Los huraños límites de la interna justicialista

¿Qué ves? ¿Qué ves cuando me ves?
Cuando la mentira es la verdad.
En el bosque de los signos el gobernador de la provincia de Buenos Aires fue el primero en transparentar su juego: Daniel Scioli nunca ocultó su voluntad presidencial. Al hacerlo tuvo que pagar un precio no pequeño. La hostilidad de la Casa Rosada se hizo sentir. Si algo espejó el interminable conflicto entre los docentes bonaerenses y Scioli fue la voluntad de Cristina Fernández por marcar la cancha. Por eso, en lugar de arrimar fondos frescos para pagar las correcciones salariales, le hizo saber que estaba dispuesta a hacerlo transpirar. Una cosa es jugar con su beneplácito y otra muy distinta hacerlo contra su destructiva voluntad. Es que en política el manejo de los tiempos no es un asuntillo menor.
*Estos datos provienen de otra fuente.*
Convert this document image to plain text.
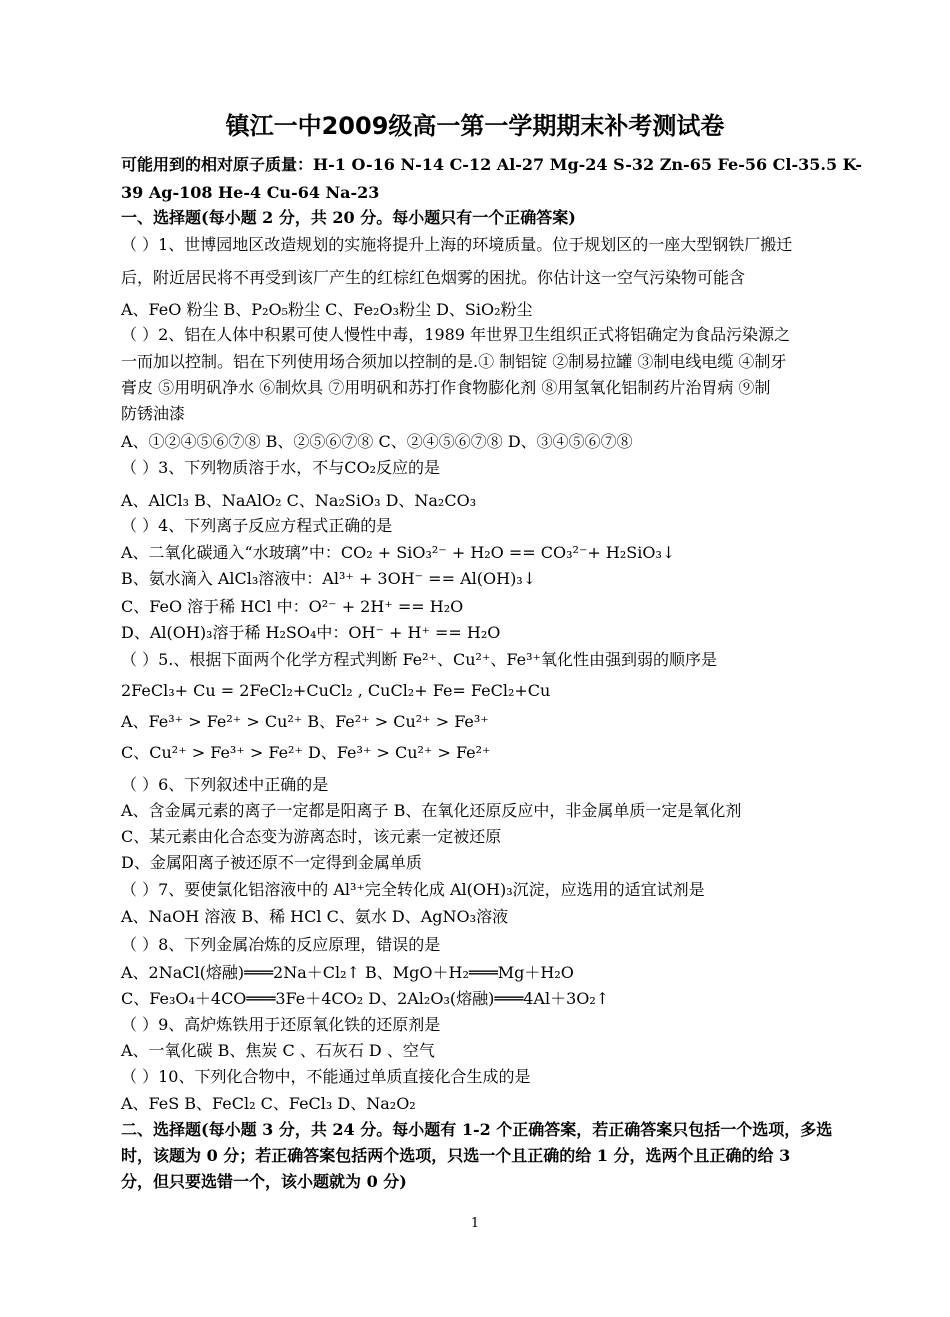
镇江一中2009级高一第一学期期末补考测试卷
可能用到的相对原子质量：H-1 O-16 N-14 C-12 Al-27 Mg-24 S-32 Zn-65 Fe-56 Cl-35.5 K-
39 Ag-108 He-4 Cu-64 Na-23
一、选择题(每小题 2 分，共 20 分。每小题只有一个正确答案)
（ ）1、世博园地区改造规划的实施将提升上海的环境质量。位于规划区的一座大型钢铁厂搬迁
后，附近居民将不再受到该厂产生的红棕红色烟雾的困扰。你估计这一空气污染物可能含
A、FeO 粉尘 B、P₂O₅粉尘 C、Fe₂O₃粉尘 D、SiO₂粉尘
（ ）2、铝在人体中积累可使人慢性中毒，1989 年世界卫生组织正式将铝确定为食品污染源之
一而加以控制。铝在下列使用场合须加以控制的是.① 制铝锭 ②制易拉罐 ③制电线电缆 ④制牙
膏皮 ⑤用明矾净水 ⑥制炊具 ⑦用明矾和苏打作食物膨化剂 ⑧用氢氧化铝制药片治胃病 ⑨制
防锈油漆
A、①②④⑤⑥⑦⑧ B、②⑤⑥⑦⑧ C、②④⑤⑥⑦⑧ D、③④⑤⑥⑦⑧
（ ）3、下列物质溶于水，不与CO₂反应的是
A、AlCl₃ B、NaAlO₂ C、Na₂SiO₃ D、Na₂CO₃
（ ）4、下列离子反应方程式正确的是
A、二氧化碳通入“水玻璃”中：CO₂ + SiO₃²⁻ + H₂O == CO₃²⁻+ H₂SiO₃↓
B、氨水滴入 AlCl₃溶液中：Al³⁺ + 3OH⁻ == Al(OH)₃↓
C、FeO 溶于稀 HCl 中：O²⁻ + 2H⁺ == H₂O
D、Al(OH)₃溶于稀 H₂SO₄中：OH⁻ + H⁺ == H₂O
（ ）5.、根据下面两个化学方程式判断 Fe²⁺、Cu²⁺、Fe³⁺氧化性由强到弱的顺序是
2FeCl₃+ Cu = 2FeCl₂+CuCl₂ , CuCl₂+ Fe= FeCl₂+Cu
A、Fe³⁺ > Fe²⁺ > Cu²⁺ B、Fe²⁺ > Cu²⁺ > Fe³⁺
C、Cu²⁺ > Fe³⁺ > Fe²⁺ D、Fe³⁺ > Cu²⁺ > Fe²⁺
（ ）6、下列叙述中正确的是
A、含金属元素的离子一定都是阳离子 B、在氧化还原反应中，非金属单质一定是氧化剂
C、某元素由化合态变为游离态时，该元素一定被还原
D、金属阳离子被还原不一定得到金属单质
（ ）7、要使氯化铝溶液中的 Al³⁺完全转化成 Al(OH)₃沉淀，应选用的适宜试剂是
A、NaOH 溶液 B、稀 HCl C、氨水 D、AgNO₃溶液
（ ）8、下列金属冶炼的反应原理，错误的是
A、2NaCl(熔融)═══2Na＋Cl₂↑ B、MgO＋H₂═══Mg＋H₂O
C、Fe₃O₄＋4CO═══3Fe＋4CO₂ D、2Al₂O₃(熔融)═══4Al＋3O₂↑
（ ）9、高炉炼铁用于还原氧化铁的还原剂是
A、一氧化碳 B、焦炭 C 、石灰石 D 、空气
（ ）10、下列化合物中，不能通过单质直接化合生成的是
A、FeS B、FeCl₂ C、FeCl₃ D、Na₂O₂
二、选择题(每小题 3 分，共 24 分。每小题有 1-2 个正确答案，若正确答案只包括一个选项，多选
时，该题为 0 分；若正确答案包括两个选项，只选一个且正确的给 1 分，选两个且正确的给 3
分，但只要选错一个，该小题就为 0 分)
1
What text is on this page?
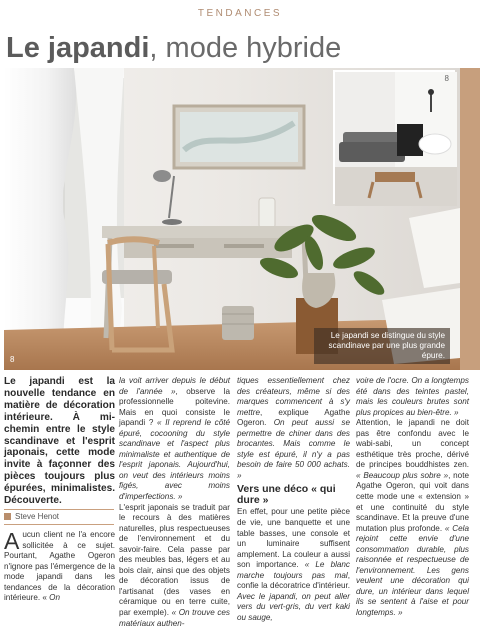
TENDANCES
Le japandi, mode hybride
8
Le japandi se distingue du style scandinave par une plus grande épure.
8

Le japandi est la nouvelle tendance en matière de décoration intérieure. À mi-chemin entre le style scandinave et l'esprit japonais, cette mode invite à façonner des pièces toujours plus épurées, minimalistes. Découverte.

Steve Henot
Aucun client ne l'a encore sollicitée à ce sujet. Pourtant, Agathe Ogeron n'ignore pas l'émergence de la mode japandi dans les tendances de la décoration intérieure. « On

la voit arriver depuis le début de l'année », observe la professionnelle poitevine. Mais en quoi consiste le japandi ? « Il reprend le côté épuré, cocooning du style scandinave et l'aspect plus minimaliste et authentique de l'esprit japonais. Aujourd'hui, on veut des intérieurs moins figés, avec moins d'imperfections. »

L'esprit japonais se traduit par le recours à des matières naturelles, plus respectueuses de l'environnement et du savoir-faire. Cela passe par des meubles bas, légers et au bois clair, ainsi que des objets de décoration issus de l'artisanat (des vases en céramique ou en terre cuite, par exemple). « On trouve ces matériaux authen-

tiques essentiellement chez des créateurs, même si des marques commencent à s'y mettre, explique Agathe Ogeron. On peut aussi se permettre de chiner dans des brocantes. Mais comme le style est épuré, il n'y a pas besoin de faire 50 000 achats. »

Vers une déco « qui dure »

En effet, pour une petite pièce de vie, une banquette et une table basses, une console et un luminaire suffisent amplement. La couleur a aussi son importance. « Le blanc marche toujours pas mal, confie la décoratrice d'intérieur. Avec le japandi, on peut aller vers du vert-gris, du vert kaki ou sauge,

voire de l'ocre. On a longtemps été dans des teintes pastel, mais les couleurs brutes sont plus propices au bien-être. »

Attention, le japandi ne doit pas être confondu avec le wabi-sabi, un concept esthétique très proche, dérivé de principes bouddhistes zen. « Beaucoup plus sobre », note Agathe Ogeron, qui voit dans cette mode une « extension » et une continuité du style scandinave. Et la preuve d'une mutation plus profonde. « Cela rejoint cette envie d'une consommation durable, plus raisonnée et respectueuse de l'environnement. Les gens veulent une décoration qui dure, un intérieur dans lequel ils se sentent à l'aise et pour longtemps. »
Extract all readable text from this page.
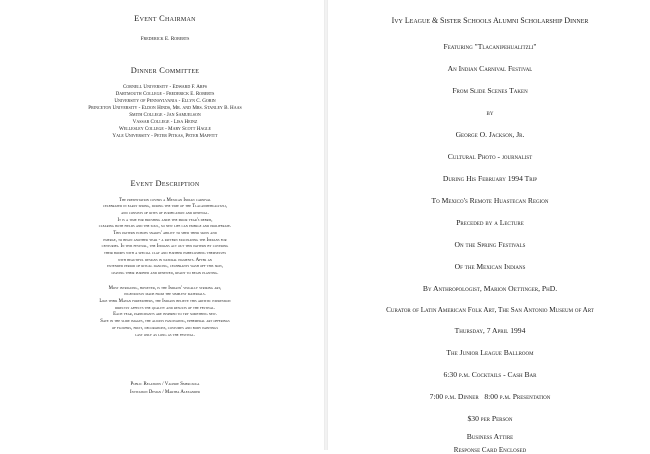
Event Chairman
Frederick E. Roberts
Dinner Committee
Cornell University - Edward F. Arps
Dartmouth College - Frederick E. Roberts
University of Pennsylvania - Ellyn C. Gorin
Princeton University - Eldon Hinds, Mr. and Mrs. Stanley B. Haas
Smith College - Jan Samuelson
Vassar College - Lisa Heinz
Wellesley College - Mary Scott Hagle
Yale University - Peter Pitkas, Peter Maffitt
Event Description
The presentation covers a Mexican Indian carnival
celebrated in early spring, during the time of the Tlacanipehualitzli,
and consists of rites of purification and renewal.
It is a time for brushing aside the prior year's debris,
clearing both fields and the soul, so new life can emerge and proliferate.
This pattern echoes snakes' ability to shed their skins and
emerge, to begin another year - a pattern fascinating the Indians for
centuries. In this festival, the Indians act out this pattern by covering
their bodies with a special clay and further embellishing themselves
with beautiful designs in natural pigments. After an
extended period of ritual dancing, celebrants wash off this skin,
leaving their purified and renewed, ready to begin planting.
Most intriguing, however, is the Indians' visually striking art,
ingeniously made from the simplest materials.
Like their Mayan forefathers, the Indians believe this artistic expression
directly affects the quality and results of the festival.
Each year, participants are inspired to try something new.
Save in the slide images, the always fascinating, ephemeral art offerings
of flowers, fruit, decorations, costumes and body paintings
last only as long as the festival.
Public Relations / Valerie Smerczola
Invitation Design / Martha Alexander
Ivy League & Sister Schools Alumni Scholarship Dinner
Featuring "Tlacanipehualitzli"
An Indian Carnival Festival
From Slide Scenes Taken
by
George O. Jackson, Jr.
Cultural Photo - journalist
During His February 1994 Trip
To Mexico's Remote Huastecan Region
Preceded by a Lecture
On the Spring Festivals
Of the Mexican Indians
By Anthropologist, Marion Oettinger, PhD.
Curator of Latin American Folk Art, The San Antonio Museum of Art
Thursday, 7 April 1994
The Junior League Ballroom
6:30 p.m. Cocktails - Cash Bar
7:00 p.m. Dinner   8:00 p.m. Presentation
$30 per Person
Business Attire
Response Card Enclosed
Cuando el gobernador puso en movimiento la pelota de la interna, con el sencillísimo acto de postularse en los primeros tramos de su mandato, concitó la furia presidencial. Y el nombre del ariete no fue otro que su propio vicegobernador. Eso fue hace muchísimo tiempo, cuando La Cámpora soñaba con heredar parte del poder presidencial. Muchos dijimos entonces, incluso el autor de esta columna, Scioli cometió un «error» y el precio de adelantarse bien hubiera podido ser la habitual maldición de los gobernadores bonaerenses: estar tan cerca de la poltrona de Rivadavia y no poder recorrer esa breve pero decisiva distancia política. Morir en las gateras.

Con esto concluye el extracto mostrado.